The Federal Government Gives Up
Well the story has a tragic ending. While everyone was arguing over what to do, homes in Centralia were starting to be contaminated with toxic gases from the fire. The government paid to put a carbon monoxide monitor in each home. Many homes were repeatedly exceeding safe levels. By 1984 the bureau of Mines gave up on controlling the fire. The US congress authorized $42 million to relocate the remaining residents of Centralia. While many families took advantage of the buyout, a few families refused to accept the money and move. In 1992 the government condemned the entire town and invoked imminent domain. After years of appeals, the seven remaining residents are allowed to live out their lives in Centralia, but upon their death their property reverts to the state.
How The Feds Failed
We have seen the failures on the part of the city and state in the first two blogs in this series. So let’s review the final project management failures made by the Bureau of Mines:
- The project management methodology inhibits projects instead of assisting them.

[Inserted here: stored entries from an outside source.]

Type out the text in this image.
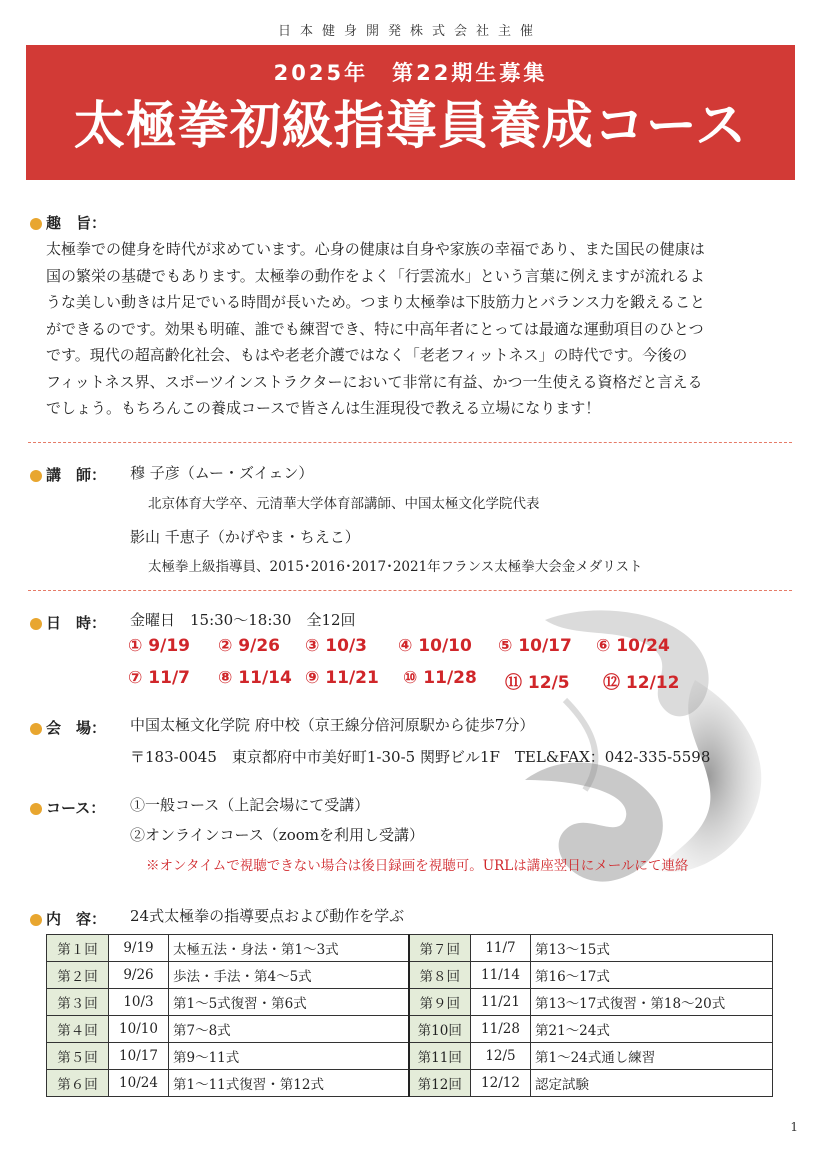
日本健身開発株式会社主催
2025年　第22期生募集
太極拳初級指導員養成コース
趣　旨：
太極拳での健身を時代が求めています。心身の健康は自身や家族の幸福であり、また国民の健康は
国の繁栄の基礎でもあります。太極拳の動作をよく「行雲流水」という言葉に例えますが流れるよ
うな美しい動きは片足でいる時間が長いため。つまり太極拳は下肢筋力とバランス力を鍛えること
ができるのです。効果も明確、誰でも練習でき、特に中高年者にとっては最適な運動項目のひとつ
です。現代の超高齢化社会、もはや老老介護ではなく「老老フィットネス」の時代です。今後の
フィットネス界、スポーツインストラクターにおいて非常に有益、かつ一生使える資格だと言える
でしょう。もちろんこの養成コースで皆さんは生涯現役で教える立場になります！
講　師： 穆 子彦（ムー・ズイェン）
北京体育大学卒、元清華大学体育部講師、中国太極文化学院代表
影山 千恵子（かげやま・ちえこ）
太極拳上級指導員、2015･2016･2017･2021年フランス太極拳大会金メダリスト
日　時： 金曜日　15:30〜18:30　全12回
① 9/19 ② 9/26 ③ 10/3 ④ 10/10 ⑤ 10/17 ⑥ 10/24
⑦ 11/7 ⑧ 11/14 ⑨ 11/21 ⑩ 11/28 ⑪ 12/5 ⑫ 12/12
会　場： 中国太極文化学院 府中校（京王線分倍河原駅から徒歩7分）
〒183-0045　東京都府中市美好町1-30-5 関野ビル1F　TEL&FAX：042-335-5598
コース： ①一般コース（上記会場にて受講）
②オンラインコース（zoomを利用し受講）
※オンタイムで視聴できない場合は後日録画を視聴可。URLは講座翌日にメールにて連絡
内　容： 24式太極拳の指導要点および動作を学ぶ
第１回	9/19	太極五法・身法・第1〜3式	第７回	11/7	第13〜15式
第２回	9/26	歩法・手法・第4〜5式	第８回	11/14	第16〜17式
第３回	10/3	第1〜5式復習・第6式	第９回	11/21	第13〜17式復習・第18〜20式
第４回	10/10	第7〜8式	第10回	11/28	第21〜24式
第５回	10/17	第9〜11式	第11回	12/5	第1〜24式通し練習
第６回	10/24	第1〜11式復習・第12式	第12回	12/12	認定試験
1
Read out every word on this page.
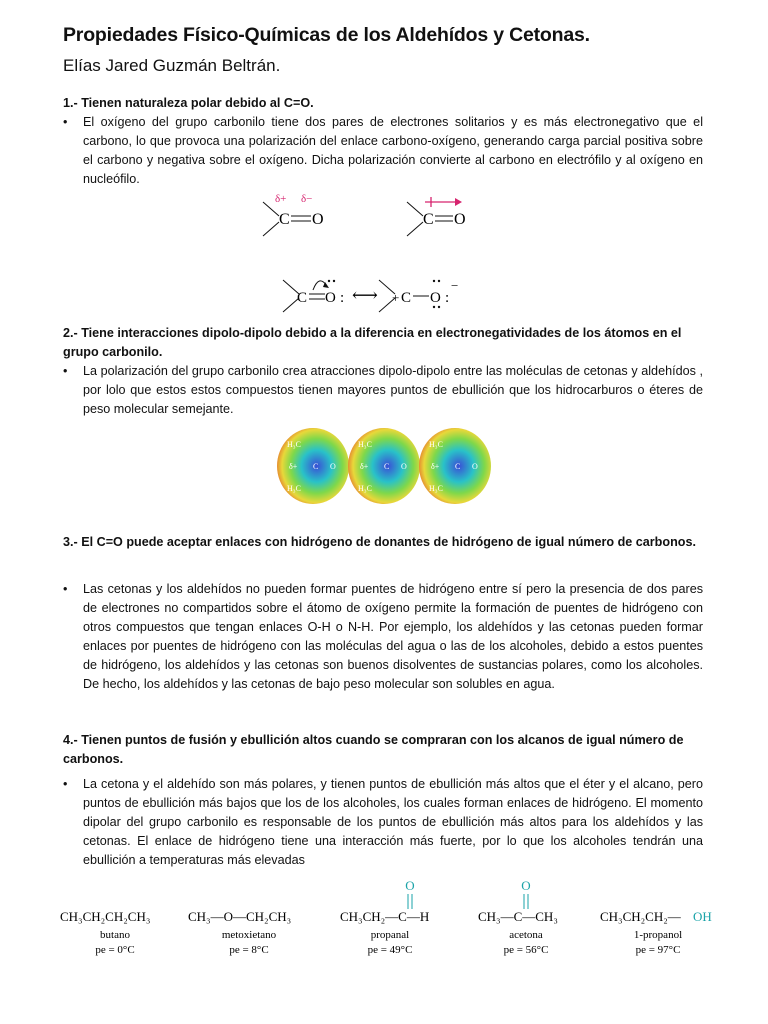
Propiedades Físico-Químicas de los Aldehídos y Cetonas.
Elías Jared Guzmán Beltrán.
1.- Tienen naturaleza polar debido al C=O.
• El oxígeno del grupo carbonilo tiene dos pares de electrones solitarios y es más electronegativo que el carbono, lo que provoca una polarización del enlace carbono-oxígeno, generando carga parcial positiva sobre el carbono y negativa sobre el oxígeno. Dicha polarización convierte al carbono en electrófilo y al oxígeno en nucleófilo.
δ+ δ−
C O	C O
C O : ⟷ + C O :
−
2.- Tiene interacciones dipolo-dipolo debido a la diferencia en electronegatividades de los átomos en el grupo carbonilo.
• La polarización del grupo carbonilo crea atracciones dipolo-dipolo entre las moléculas de cetonas y aldehídos , por lolo que estos estos compuestos tienen mayores puntos de ebullición que los hidrocarburos o éteres de peso molecular semejante.
H₃C
H₃C
δ+ C O
H₃C
H₃C
δ+ C O
H₃C
H₃C
δ+ C O
3.- El C=O puede aceptar enlaces con hidrógeno de donantes de hidrógeno de igual número de carbonos.
• Las cetonas y los aldehídos no pueden formar puentes de hidrógeno entre sí pero la presencia de dos pares de electrones no compartidos sobre el átomo de oxígeno permite la formación de puentes de hidrógeno con otros compuestos que tengan enlaces O-H o N-H. Por ejemplo, los aldehídos y las cetonas pueden formar enlaces por puentes de hidrógeno con las moléculas del agua o las de los alcoholes, debido a estos puentes de hidrógeno, los aldehídos y las cetonas son buenos disolventes de sustancias polares, como los alcoholes. De hecho, los aldehídos y las cetonas de bajo peso molecular son solubles en agua.
4.- Tienen puntos de fusión y ebullición altos cuando se compraran con los alcanos de igual número de carbonos.
• La cetona y el aldehído son más polares, y tienen puntos de ebullición más altos que el éter y el alcano, pero puntos de ebullición más bajos que los de los alcoholes, los cuales forman enlaces de hidrógeno. El momento dipolar del grupo carbonilo es responsable de los puntos de ebullición más altos para los aldehídos y las cetonas. El enlace de hidrógeno tiene una interacción más fuerte, por lo que los alcoholes tendrán una ebullición a temperaturas más elevadas
CH₃CH₂CH₂CH₃
butano
pe = 0°C
CH₃—O—CH₂CH₃
metoxietano
pe = 8°C
O
CH₃CH₂—C—H
propanal
pe = 49°C
O
CH₃—C—CH₃
acetona
pe = 56°C
CH₃CH₂CH₂— OH
1-propanol
pe = 97°C
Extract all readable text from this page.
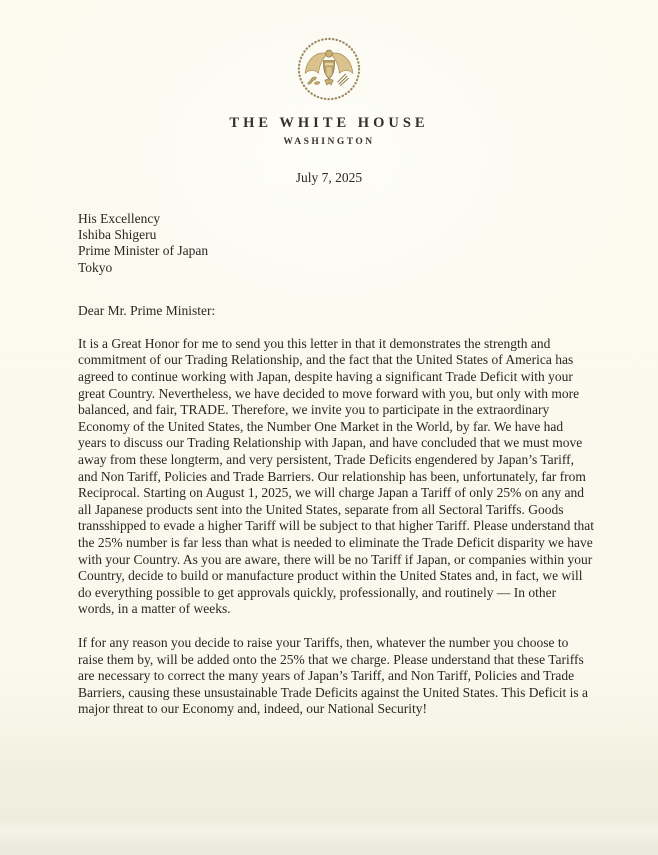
THE WHITE HOUSE
WASHINGTON
July 7, 2025
His Excellency
Ishiba Shigeru
Prime Minister of Japan
Tokyo
Dear Mr. Prime Minister:

It is a Great Honor for me to send you this letter in that it demonstrates the strength and commitment of our Trading Relationship, and the fact that the United States of America has agreed to continue working with Japan, despite having a significant Trade Deficit with your great Country. Nevertheless, we have decided to move forward with you, but only with more balanced, and fair, TRADE. Therefore, we invite you to participate in the extraordinary Economy of the United States, the Number One Market in the World, by far. We have had years to discuss our Trading Relationship with Japan, and have concluded that we must move away from these longterm, and very persistent, Trade Deficits engendered by Japan’s Tariff, and Non Tariff, Policies and Trade Barriers. Our relationship has been, unfortunately, far from Reciprocal. Starting on August 1, 2025, we will charge Japan a Tariff of only 25% on any and all Japanese products sent into the United States, separate from all Sectoral Tariffs. Goods transshipped to evade a higher Tariff will be subject to that higher Tariff. Please understand that the 25% number is far less than what is needed to eliminate the Trade Deficit disparity we have with your Country. As you are aware, there will be no Tariff if Japan, or companies within your Country, decide to build or manufacture product within the United States and, in fact, we will do everything possible to get approvals quickly, professionally, and routinely — In other words, in a matter of weeks.

If for any reason you decide to raise your Tariffs, then, whatever the number you choose to raise them by, will be added onto the 25% that we charge. Please understand that these Tariffs are necessary to correct the many years of Japan’s Tariff, and Non Tariff, Policies and Trade Barriers, causing these unsustainable Trade Deficits against the United States. This Deficit is a major threat to our Economy and, indeed, our National Security!
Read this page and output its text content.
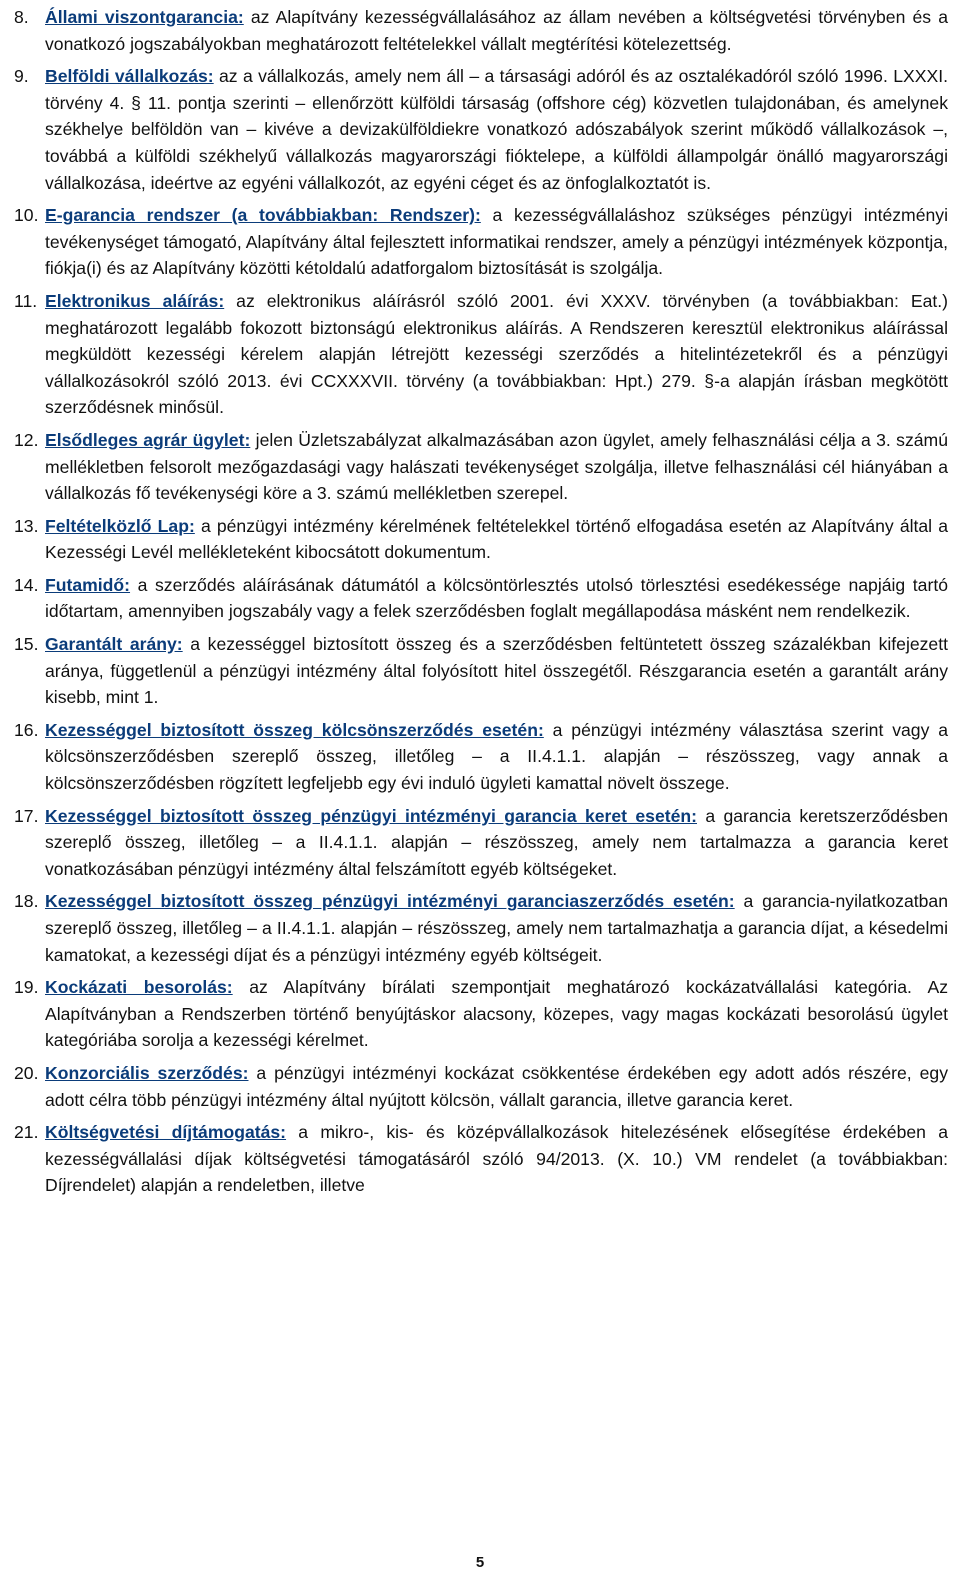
8. Állami viszontgarancia: az Alapítvány kezességvállalásához az állam nevében a költségvetési törvényben és a vonatkozó jogszabályokban meghatározott feltételekkel vállalt megtérítési kötelezettség.
9. Belföldi vállalkozás: az a vállalkozás, amely nem áll – a társasági adóról és az osztalékadóról szóló 1996. LXXXI. törvény 4. § 11. pontja szerinti – ellenőrzött külföldi társaság (offshore cég) közvetlen tulajdonában, és amelynek székhelye belföldön van – kivéve a devizakülföldiekre vonatkozó adószabályok szerint működő vállalkozások –, továbbá a külföldi székhelyű vállalkozás magyarországi fióktelepe, a külföldi állampolgár önálló magyarországi vállalkozása, ideértve az egyéni vállalkozót, az egyéni céget és az önfoglalkoztatót is.
10. E-garancia rendszer (a továbbiakban: Rendszer): a kezességvállaláshoz szükséges pénzügyi intézményi tevékenységet támogató, Alapítvány által fejlesztett informatikai rendszer, amely a pénzügyi intézmények központja, fiókja(i) és az Alapítvány közötti kétoldalú adatforgalom biztosítását is szolgálja.
11. Elektronikus aláírás: az elektronikus aláírásról szóló 2001. évi XXXV. törvényben (a továbbiakban: Eat.) meghatározott legalább fokozott biztonságú elektronikus aláírás. A Rendszeren keresztül elektronikus aláírással megküldött kezességi kérelem alapján létrejött kezességi szerződés a hitelintézetekről és a pénzügyi vállalkozásokról szóló 2013. évi CCXXXVII. törvény (a továbbiakban: Hpt.) 279. §-a alapján írásban megkötött szerződésnek minősül.
12. Elsődleges agrár ügylet: jelen Üzletszabályzat alkalmazásában azon ügylet, amely felhasználási célja a 3. számú mellékletben felsorolt mezőgazdasági vagy halászati tevékenységet szolgálja, illetve felhasználási cél hiányában a vállalkozás fő tevékenységi köre a 3. számú mellékletben szerepel.
13. Feltételközlő Lap: a pénzügyi intézmény kérelmének feltételekkel történő elfogadása esetén az Alapítvány által a Kezességi Levél mellékleteként kibocsátott dokumentum.
14. Futamidő: a szerződés aláírásának dátumától a kölcsöntörlesztés utolsó törlesztési esedékessége napjáig tartó időtartam, amennyiben jogszabály vagy a felek szerződésben foglalt megállapodása másként nem rendelkezik.
15. Garantált arány: a kezességgel biztosított összeg és a szerződésben feltüntetett összeg százalékban kifejezett aránya, függetlenül a pénzügyi intézmény által folyósított hitel összegétől. Részgarancia esetén a garantált arány kisebb, mint 1.
16. Kezességgel biztosított összeg kölcsönszerződés esetén: a pénzügyi intézmény választása szerint vagy a kölcsönszerződésben szereplő összeg, illetőleg – a II.4.1.1. alapján – részösszeg, vagy annak a kölcsönszerződésben rögzített legfeljebb egy évi induló ügyleti kamattal növelt összege.
17. Kezességgel biztosított összeg pénzügyi intézményi garancia keret esetén: a garancia keretszerződésben szereplő összeg, illetőleg – a II.4.1.1. alapján – részösszeg, amely nem tartalmazza a garancia keret vonatkozásában pénzügyi intézmény által felszámított egyéb költségeket.
18. Kezességgel biztosított összeg pénzügyi intézményi garanciaszerződés esetén: a garancia-nyilatkozatban szereplő összeg, illetőleg – a II.4.1.1. alapján – részösszeg, amely nem tartalmazhatja a garancia díjat, a késedelmi kamatokat, a kezességi díjat és a pénzügyi intézmény egyéb költségeit.
19. Kockázati besorolás: az Alapítvány bírálati szempontjait meghatározó kockázatvállalási kategória. Az Alapítványban a Rendszerben történő benyújtáskor alacsony, közepes, vagy magas kockázati besorolású ügylet kategóriába sorolja a kezességi kérelmet.
20. Konzorciális szerződés: a pénzügyi intézményi kockázat csökkentése érdekében egy adott adós részére, egy adott célra több pénzügyi intézmény által nyújtott kölcsön, vállalt garancia, illetve garancia keret.
21. Költségvetési díjtámogatás: a mikro-, kis- és középvállalkozások hitelezésének elősegítése érdekében a kezességvállalási díjak költségvetési támogatásáról szóló 94/2013. (X. 10.) VM rendelet (a továbbiakban: Díjrendelet) alapján a rendeletben, illetve
5
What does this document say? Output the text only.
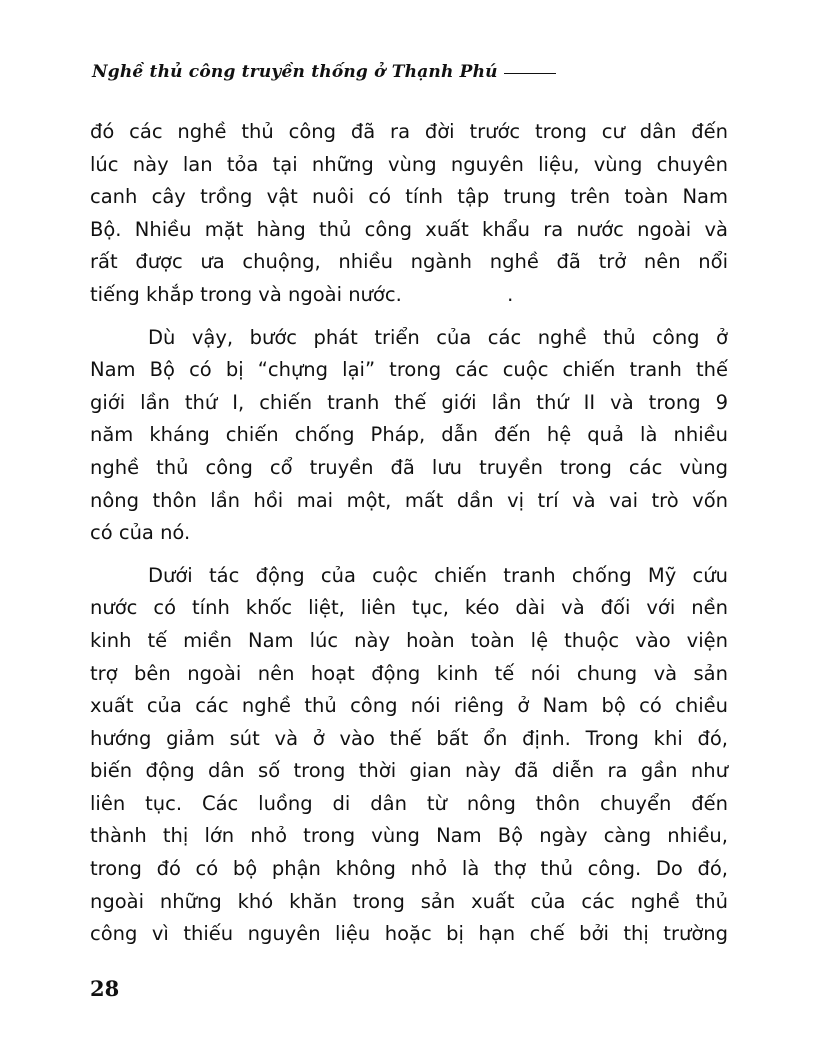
Nghề thủ công truyền thống ở Thạnh Phú
đó các nghề thủ công đã ra đời trước trong cư dân đến
lúc này lan tỏa tại những vùng nguyên liệu, vùng chuyên
canh cây trồng vật nuôi có tính tập trung trên toàn Nam
Bộ. Nhiều mặt hàng thủ công xuất khẩu ra nước ngoài và
rất được ưa chuộng, nhiều ngành nghề đã trở nên nổi
tiếng khắp trong và ngoài nước.                 .
Dù vậy, bước phát triển của các nghề thủ công ở
Nam Bộ có bị “chựng lại” trong các cuộc chiến tranh thế
giới lần thứ I, chiến tranh thế giới lần thứ II và trong 9
năm kháng chiến chống Pháp, dẫn đến hệ quả là nhiều
nghề thủ công cổ truyền đã lưu truyền trong các vùng
nông thôn lần hồi mai một, mất dần vị trí và vai trò vốn
có của nó.
Dưới tác động của cuộc chiến tranh chống Mỹ cứu
nước có tính khốc liệt, liên tục, kéo dài và đối với nền
kinh tế miền Nam lúc này hoàn toàn lệ thuộc vào viện
trợ bên ngoài nên hoạt động kinh tế nói chung và sản
xuất của các nghề thủ công nói riêng ở Nam bộ có chiều
hướng giảm sút và ở vào thế bất ổn định. Trong khi đó,
biến động dân số trong thời gian này đã diễn ra gần như
liên tục. Các luồng di dân từ nông thôn chuyển đến
thành thị lớn nhỏ trong vùng Nam Bộ ngày càng nhiều,
trong đó có bộ phận không nhỏ là thợ thủ công. Do đó,
ngoài những khó khăn trong sản xuất của các nghề thủ
công vì thiếu nguyên liệu hoặc bị hạn chế bởi thị trường
28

- Project scope is changed to fit the budget so that a “project success” can be claimed but the scope no longer accomplishes the project goal.
- A refusal by the project team to accept help from others.
- A partial success is hailed as a complete victory and the full project goal is never achieved.
- When in the midst of a crisis, not aligning the project approach with all the stakeholders only deepens the crisis.
One final ironic note about Centralia; it has now become a tourist attraction. Visitors from around the world come to see the smoke and steam pouring from the cracks in the roads and holes in the yards of the abandoned homes. The town has even been featured on the Travel Channel. Due to the ongoing stream of project management failures, people all over the world have now heard of Centralia, Pennsylvania.
References: DeKok, David. Fire Underground: The Ongoing Tragedy of the Centralia Mine Fire. Guilford, CT: Globe Pequot Press, 2010.